Es war tatsächlich ein Wettkampf der Systeme und man sprach in den 1960er-Jahren von einer sogenannten Tonnen-Ideologie. Ständig wurde alles verglichen: Der "Sputnik" aus dem sozialistischen System war besser oder schwerer als die amerikanische Variante und hat soundsoviel Tonnen mehr ins All getragen. Mit diesen Zahlen und Fakten hat man tatsächlich Politik gemacht. Dieser Kampf der Systeme ist ja Gott sei Dank nicht militärisch ausgefochten worden. Ich meine, in der damaligen Zeit war die Raumfahrt eine Art Ventil, über die sich die Spannungen ein wenig entladen konnten. Die Technik ist zwar von den Militärs genutzt worden, aber sie war immer noch friedlich.
Doch es gab auch einen ideologischen Kampf der Systeme. Er ist erst 1975 für kurze Zeit beendet worden, als das sowjetische Raumschiff "Sojus" mit dem US-Raumschiff "Apollo" im Weltall aneinander gekoppelt wurden. Das eindrucksvollste Zeichen war dabei der Handschlag von Russen und Amerikanern im Kosmos. Damals hatte man viel Hoffnung, dass der Kalte Krieg zu Ende ist. Es war auch die Zeit der Sicherheitskonferenz in Helsinki, wo alle ein Dokument unterschrieben haben und tatsächlich begann zunächst eine Abrüstung.
Wie wurde über die Mondlandung der USA im Osten berichtet?
Alle amerikanischen bemannten Ereignisse waren in unserer Presse auch zu lesen.
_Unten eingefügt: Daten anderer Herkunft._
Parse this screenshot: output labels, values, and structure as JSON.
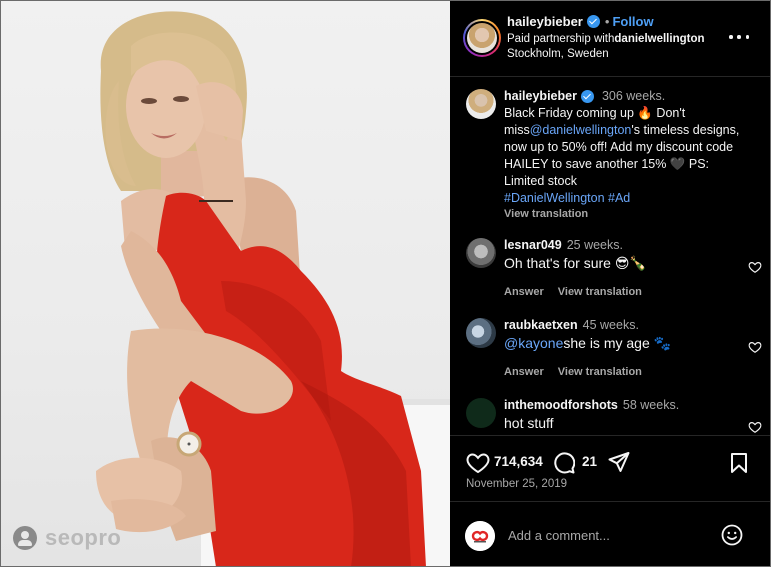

Aber natürlich in einem sehr starken Missverhältnis zu dem, was über die Raumfahrt der Russen geschrieben worden ist. Ich habe alte Zeitungen aufgehoben. Es wurde sogar auf der Titelseite der einschlägigen Zeitungen berichtet, aber relativ klein und dann gab es meist noch einen Kommentar dazu. In diesem Kommentar wurde gewissermaßen die Ideologie wieder gerade gerückt. Da kam dann immer ein großes Aber: " … zur gleichen Zeit ist der Vietnamkrieg!" Aber: "… schaut Euch die Verarmung der Massen an, die Arbeitslosigkeit“. Es wurde also gleichzeitig Systemkritik betrieben. In den Fachzeitschriften hat man aus meiner Sicht aber ausreichend Infos zu dem Ereignis bekommen.
Heute ist von Weltraumeuphorie kaum noch etwas zu spüren. Warum?
Die Begeisterung ist nach den Mondlandungen ganz rapide zurückgegangen. Die Russen haben sich dann auf Raumstationen konzentriert, weil sie es nicht geschafft hatten, auf dem Mond zu landen. Die Begeisterung flammt immer dann auf, wenn etwas passiert, wenn wieder mal ein Deutscher im Weltall ist, der kommunikativ ist. Aber das hält nie lange an. So eine Dauerbegeisterung wie damals hat es nie wieder gegeben.
Ich persönlich bedauere das natürlich. Der Raketeningenieur Wernher von Braun glaubte, dass man im Jahr 2000 bereits auf dem Mars landen würde. Dieser Prognose hängen wir heute weit hinterher. Der Nutzen der Raumfahrt als politisches Prestigeobjekt hat sich mit der Mondlandung erschöpft. Man hatte bewiesen, was man konnte. Die Politiker waren danach nicht mehr bereit, in gleicher Größenordnung finanzielle Mittel in die Raumfahrt zu stecken.
Was wünschen Sie sich in Sachen Raumfahrt?
Dass es mehr spektakuläre Dinge gibt, die zum Nutzen aller sind. Der Chef der europäischen Raumfahrtagentur, Jan Wörner, spricht von einem Monddorf. Ich glaube, dass würde der Sache wieder Auftrieb geben, vor allem, wenn man das Projekt international und gemeinsam angeht und nicht gleich wieder die Systeme und die Politik aufeinander losjagt.